X
Business

Empowering our world with Flash

I was reading this article in BusinessWeek about the MIT Media Lab and it started me thinking about Flash and Rich Internet Applications in a different way. Flash has the potential to bring powerful, life-changing applications to all corners of the world.
Written by Ryan Stewart, Contributor
monk_cellphone.jpg
I was reading this article in BusinessWeek about the MIT Media Lab and it started me thinking about Flash and Rich Internet Applications in a different way. Flash has the potential to bring powerful, life-changing applications to all corners of the world.

The mobile world has been touted by Macromedia/Adobe for a long time. The press releases show FlashLite adoption in Asia (usually Japan) and Europe, where the cutting edge phones are being released is quite high. However as Flash enabled phones get cheaper and cheaper, they'll become available to a wider audience. In many parts of the world, mobile phone growth is expected to be astronomical. One study projected additional sales of 1 billion handsets if countries exempted mobile phones from value-added taxes and customs fees.

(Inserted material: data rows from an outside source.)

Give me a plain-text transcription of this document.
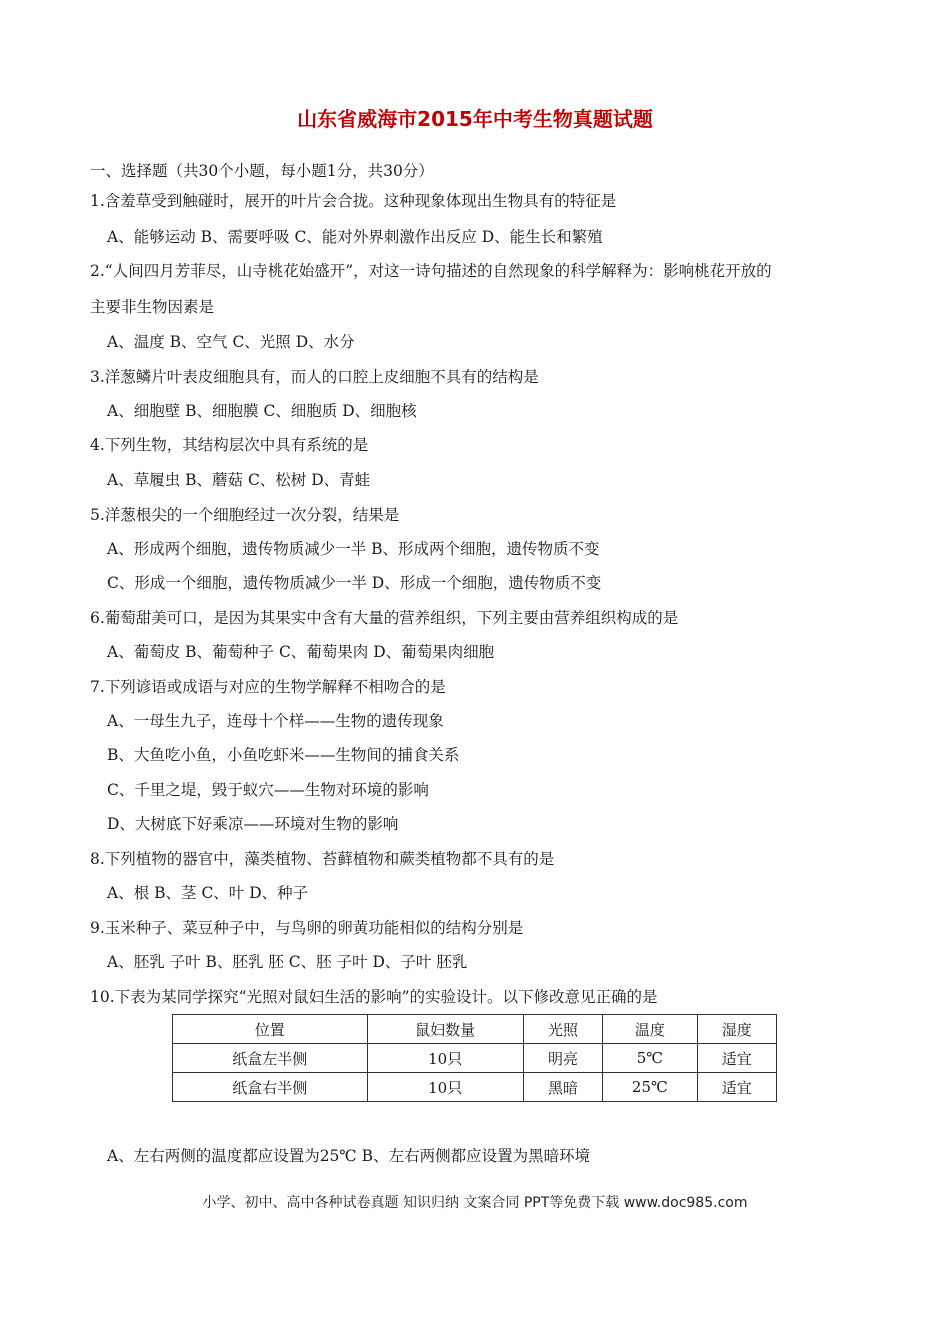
山东省威海市2015年中考生物真题试题
一、选择题（共30个小题，每小题1分，共30分）
1.含羞草受到触碰时，展开的叶片会合拢。这种现象体现出生物具有的特征是
A、能够运动 B、需要呼吸 C、能对外界刺激作出反应 D、能生长和繁殖
2.“人间四月芳菲尽，山寺桃花始盛开”，对这一诗句描述的自然现象的科学解释为：影响桃花开放的
主要非生物因素是
A、温度 B、空气 C、光照 D、水分
3.洋葱鳞片叶表皮细胞具有，而人的口腔上皮细胞不具有的结构是
A、细胞壁 B、细胞膜 C、细胞质 D、细胞核
4.下列生物，其结构层次中具有系统的是
A、草履虫 B、蘑菇 C、松树 D、青蛙
5.洋葱根尖的一个细胞经过一次分裂，结果是
A、形成两个细胞，遗传物质减少一半 B、形成两个细胞，遗传物质不变
C、形成一个细胞，遗传物质减少一半 D、形成一个细胞，遗传物质不变
6.葡萄甜美可口，是因为其果实中含有大量的营养组织，下列主要由营养组织构成的是
A、葡萄皮 B、葡萄种子 C、葡萄果肉 D、葡萄果肉细胞
7.下列谚语或成语与对应的生物学解释不相吻合的是
A、一母生九子，连母十个样——生物的遗传现象
B、大鱼吃小鱼，小鱼吃虾米——生物间的捕食关系
C、千里之堤，毁于蚁穴——生物对环境的影响
D、大树底下好乘凉——环境对生物的影响
8.下列植物的器官中，藻类植物、苔藓植物和蕨类植物都不具有的是
A、根 B、茎 C、叶 D、种子
9.玉米种子、菜豆种子中，与鸟卵的卵黄功能相似的结构分别是
A、胚乳 子叶 B、胚乳 胚 C、胚 子叶 D、子叶 胚乳
10.下表为某同学探究“光照对鼠妇生活的影响”的实验设计。以下修改意见正确的是
位置	鼠妇数量	光照	温度	湿度
纸盒左半侧	10只	明亮	5℃	适宜
纸盒右半侧	10只	黑暗	25℃	适宜
A、左右两侧的温度都应设置为25℃ B、左右两侧都应设置为黑暗环境
小学、初中、高中各种试卷真题 知识归纳 文案合同 PPT等免费下载 www.doc985.com
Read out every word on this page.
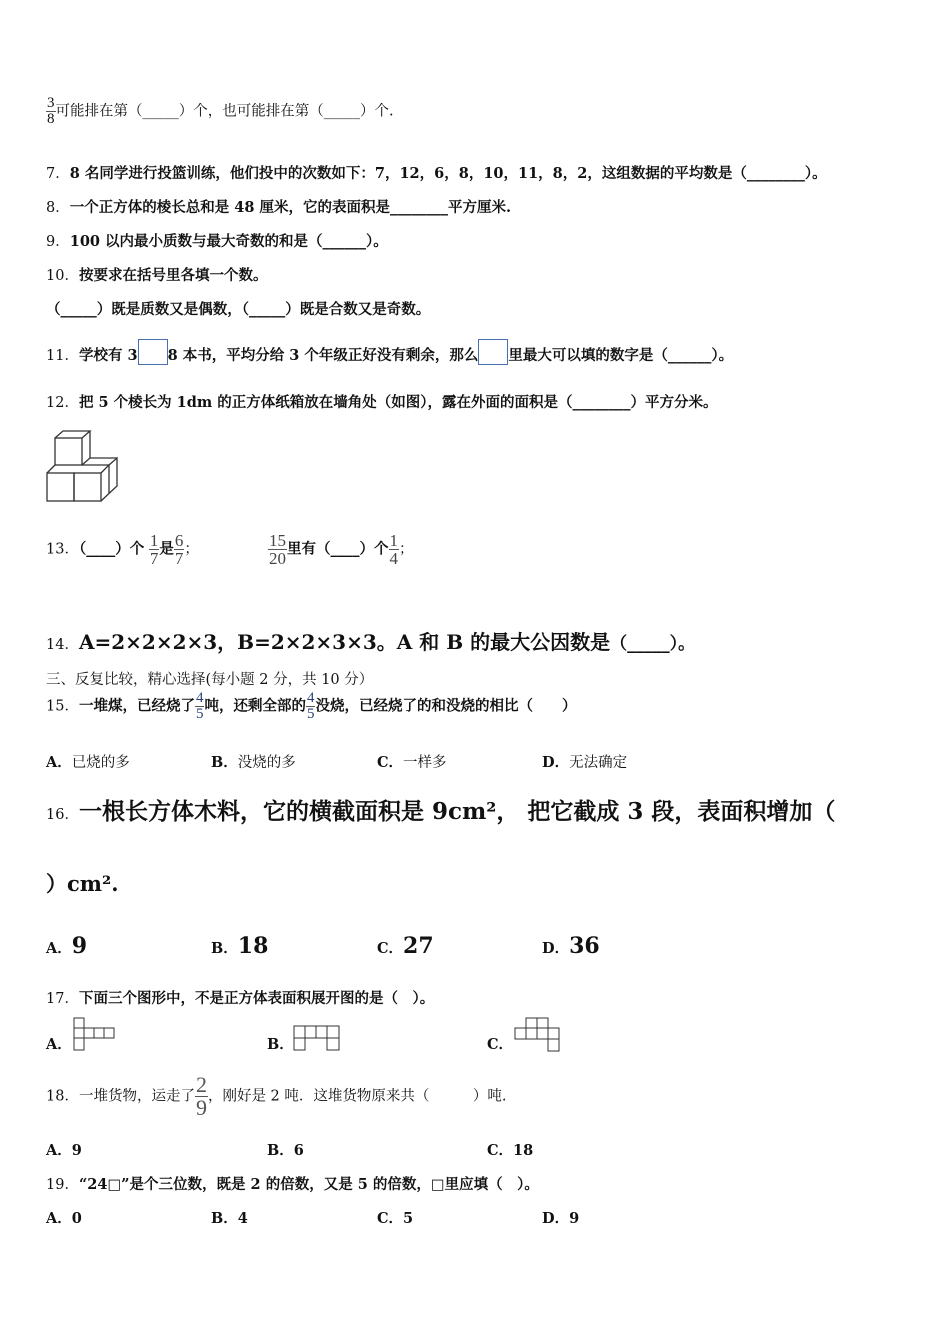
$\frac{3}{8}$ 可能排在第（_____）个，也可能排在第（_____）个.
7．8 名同学进行投篮训练，他们投中的次数如下：7，12，6，8，10，11，8，2，这组数据的平均数是（________）。
8．一个正方体的棱长总和是 48 厘米，它的表面积是________平方厘米.
9．100 以内最小质数与最大奇数的和是（______）。
10．按要求在括号里各填一个数。
（_____）既是质数又是偶数，（_____）既是合数又是奇数。
11．学校有 3 8 本书，平均分给 3 个年级正好没有剩余，那么 里最大可以填的数字是（______）。
12．把 5 个棱长为 1dm 的正方体纸箱放在墙角处（如图），露在外面的面积是（________）平方分米。
13．（____）个 $\frac{1}{7}$ 是 $\frac{6}{7}$ ；	$\frac{15}{20}$ 里有（____）个 $\frac{1}{4}$ ；
14．A=2×2×2×3，B=2×2×3×3。A 和 B 的最大公因数是（_____）。
三、反复比较，精心选择(每小题 2 分，共 10 分）
15．一堆煤，已经烧了 $\frac{4}{5}$ 吨，还剩全部的 $\frac{4}{5}$ 没烧，已经烧了的和没烧的相比（　　）
A．已烧的多	B．没烧的多	C．一样多	D．无法确定
16．一根长方体木料，它的横截面积是 9cm²， 把它截成 3 段，表面积增加（
）cm².
A．9	B．18	C．27	D．36
17．下面三个图形中，不是正方体表面积展开图的是（　）。
A．	B．	C．
18．一堆货物，运走了 $\frac{2}{9}$ ，刚好是 2 吨．这堆货物原来共（　　　）吨.
A．9	B．6	C．18
19．“24□”是个三位数，既是 2 的倍数，又是 5 的倍数，□里应填（　）。
A．0	B．4	C．5	D．9
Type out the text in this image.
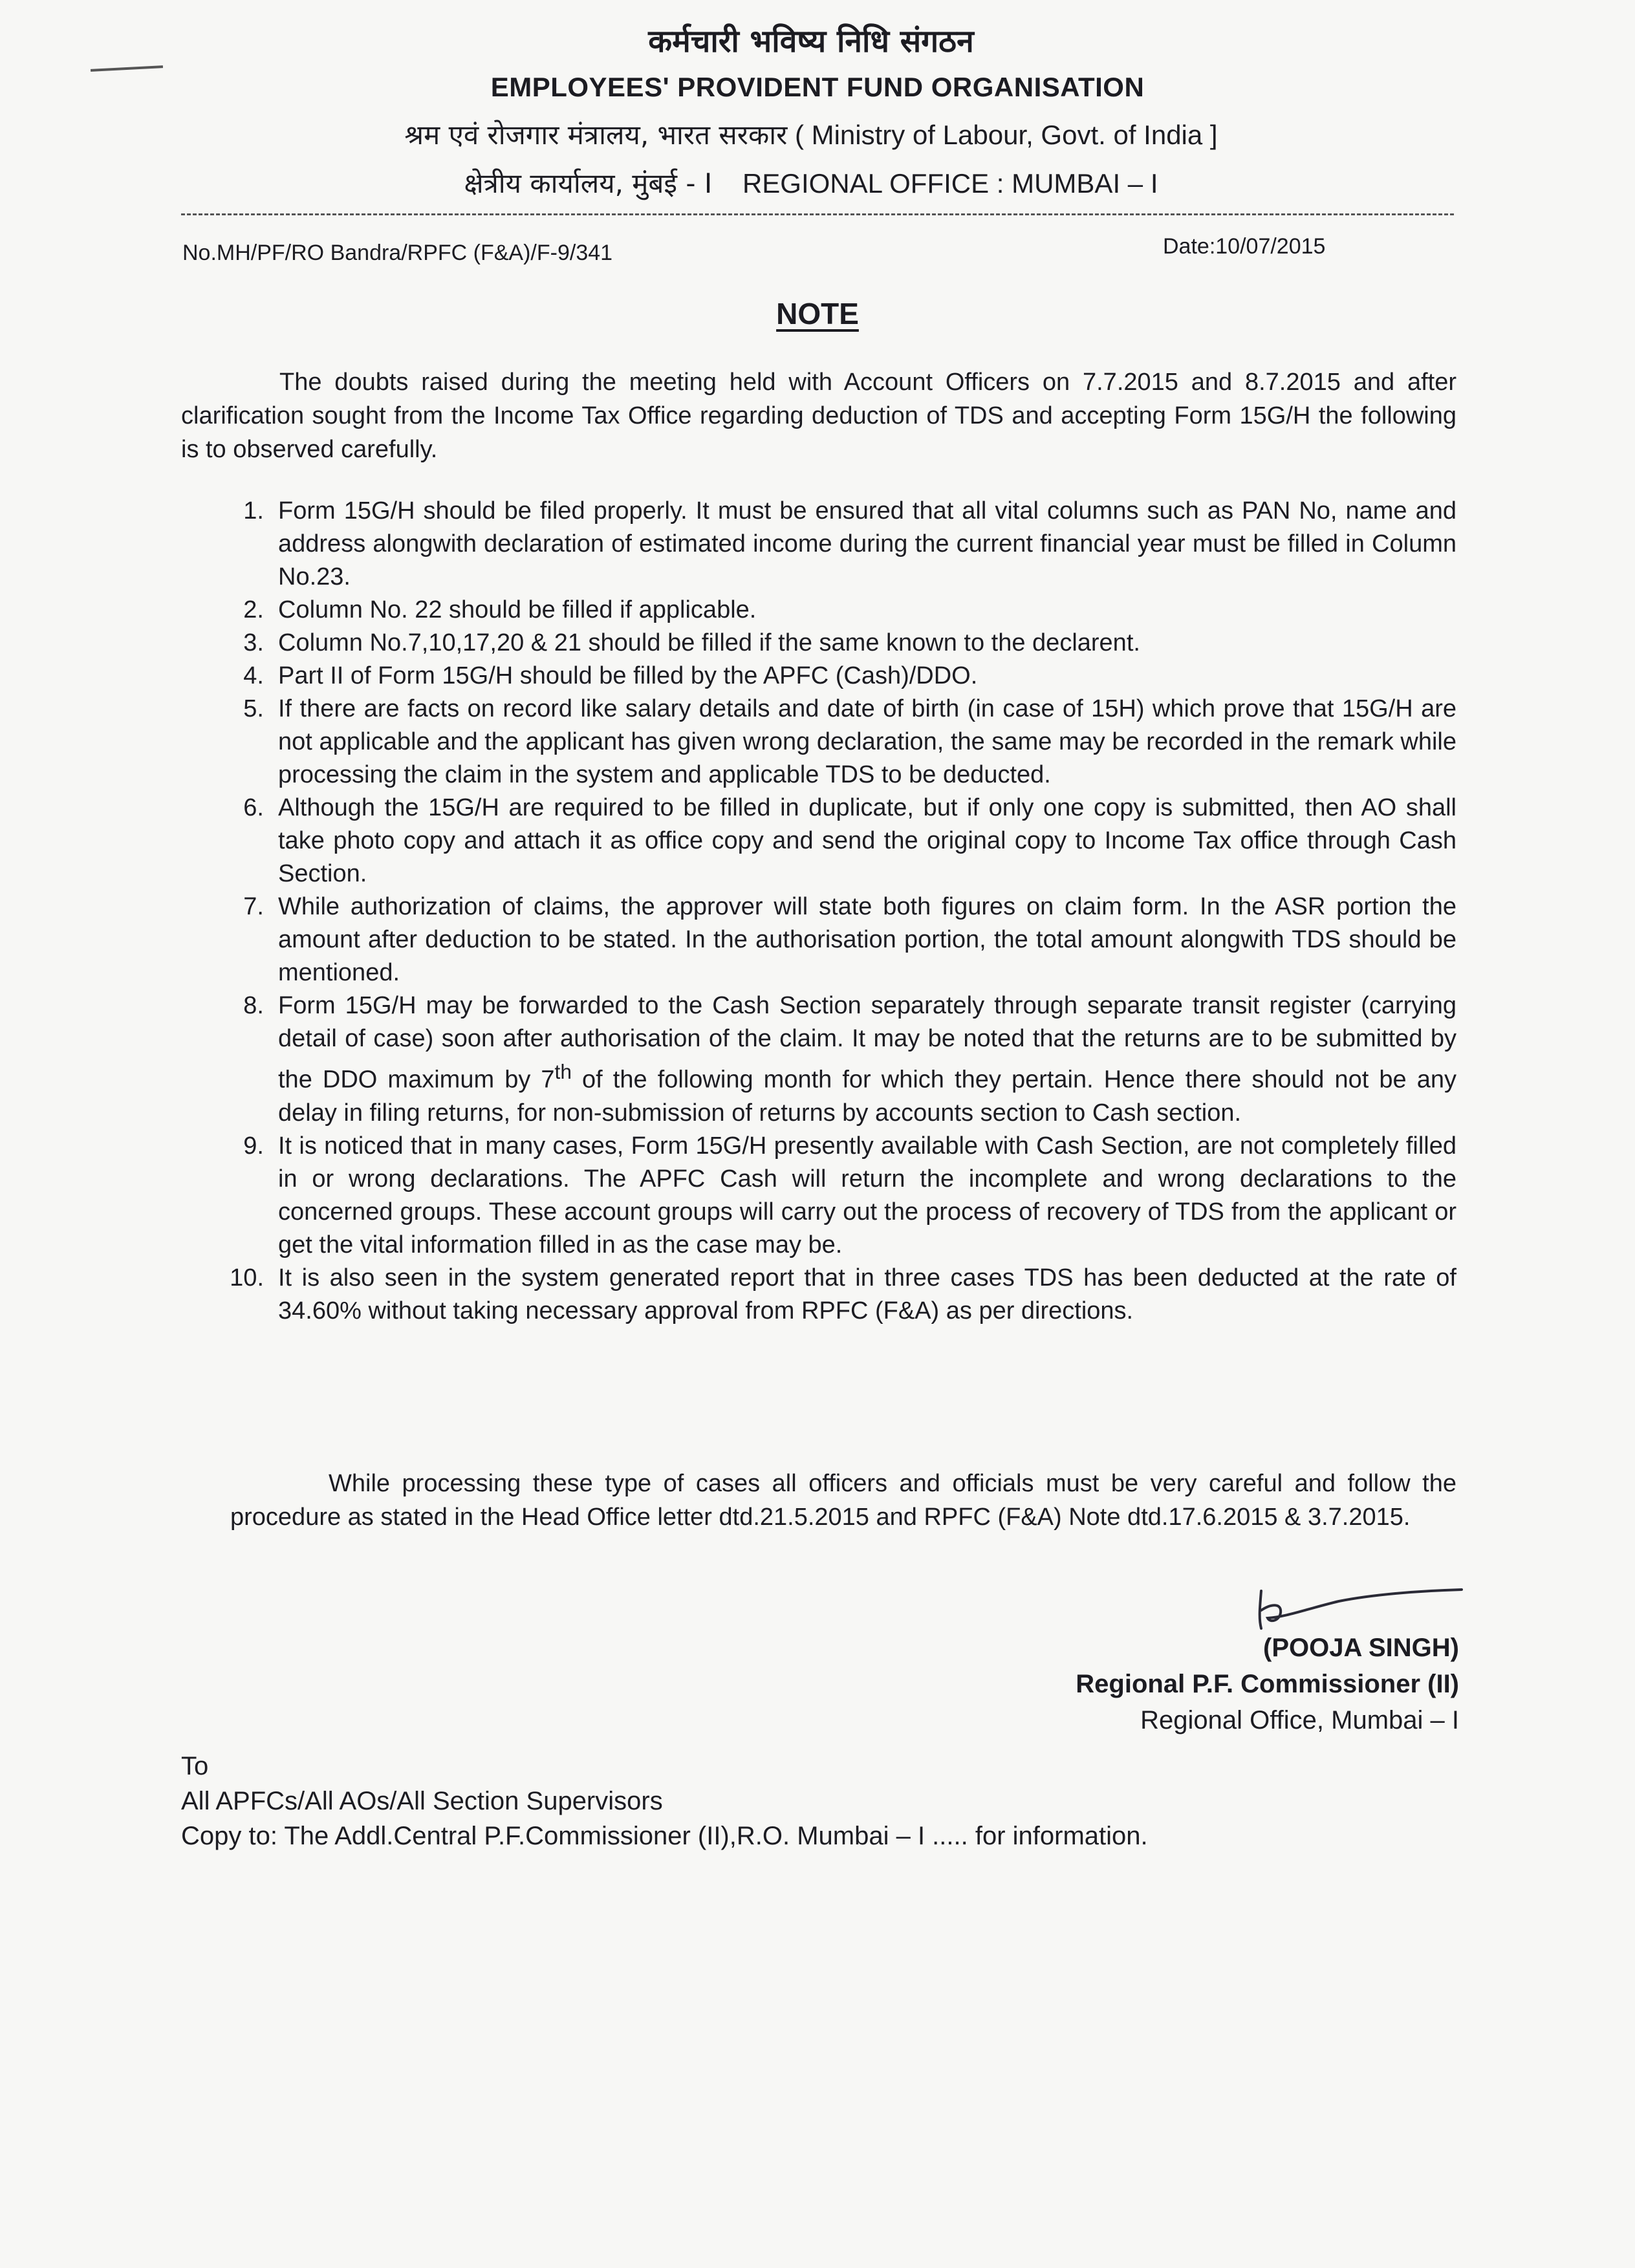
कर्मचारी भविष्य निधि संगठन
EMPLOYEES' PROVIDENT FUND ORGANISATION
श्रम एवं रोजगार मंत्रालय, भारत सरकार ( Ministry of Labour, Govt. of India ]
क्षेत्रीय कार्यालय, मुंबई - I REGIONAL OFFICE : MUMBAI – I
No.MH/PF/RO Bandra/RPFC (F&A)/F-9/341	Date:10/07/2015
NOTE
The doubts raised during the meeting held with Account Officers on 7.7.2015 and 8.7.2015 and after clarification sought from the Income Tax Office regarding deduction of TDS and accepting Form 15G/H the following is to observed carefully.
1. Form 15G/H should be filed properly. It must be ensured that all vital columns such as PAN No, name and address alongwith declaration of estimated income during the current financial year must be filled in Column No.23.
2. Column No. 22 should be filled if applicable.
3. Column No.7,10,17,20 & 21 should be filled if the same known to the declarent.
4. Part II of Form 15G/H should be filled by the APFC (Cash)/DDO.
5. If there are facts on record like salary details and date of birth (in case of 15H) which prove that 15G/H are not applicable and the applicant has given wrong declaration, the same may be recorded in the remark while processing the claim in the system and applicable TDS to be deducted.
6. Although the 15G/H are required to be filled in duplicate, but if only one copy is submitted, then AO shall take photo copy and attach it as office copy and send the original copy to Income Tax office through Cash Section.
7. While authorization of claims, the approver will state both figures on claim form. In the ASR portion the amount after deduction to be stated. In the authorisation portion, the total amount alongwith TDS should be mentioned.
8. Form 15G/H may be forwarded to the Cash Section separately through separate transit register (carrying detail of case) soon after authorisation of the claim. It may be noted that the returns are to be submitted by the DDO maximum by 7th of the following month for which they pertain. Hence there should not be any delay in filing returns, for non-submission of returns by accounts section to Cash section.
9. It is noticed that in many cases, Form 15G/H presently available with Cash Section, are not completely filled in or wrong declarations. The APFC Cash will return the incomplete and wrong declarations to the concerned groups. These account groups will carry out the process of recovery of TDS from the applicant or get the vital information filled in as the case may be.
10. It is also seen in the system generated report that in three cases TDS has been deducted at the rate of 34.60% without taking necessary approval from RPFC (F&A) as per directions.
While processing these type of cases all officers and officials must be very careful and follow the procedure as stated in the Head Office letter dtd.21.5.2015 and RPFC (F&A) Note dtd.17.6.2015 & 3.7.2015.
(POOJA SINGH)
Regional P.F. Commissioner (II)
Regional Office, Mumbai – I
To
All APFCs/All AOs/All Section Supervisors
Copy to: The Addl.Central P.F.Commissioner (II),R.O. Mumbai – I ..... for information.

If FlashLite becomes economically viable for these phones, it opens up the Flash Platform to an unprecedented number of people. Developers all of a sudden have the potential to change the world. A well-written, easy to use Flash app could provide farmers in Kenya an online marketplace in which to sell their produce. It could provide students in Nepal an easy way to access information from an encyclopedia.

The possibilities are endless and they go beyond simply providing web access. Surfing the web on a mobile phone is an arduous task, but FlashLite can provide a user interface that takes the data and presents it in a useful way that's easy to consume on a small screen. That's the kind of added value that can really make a difference in remote, low-technology areas.

Sometimes it isn't about selling your Web 2.0 startup to Yahoo! Sometimes it's about repackaging information for the world. Because it has the potential to be everywhere, the Flash Platform provides a pretty good engine to do both.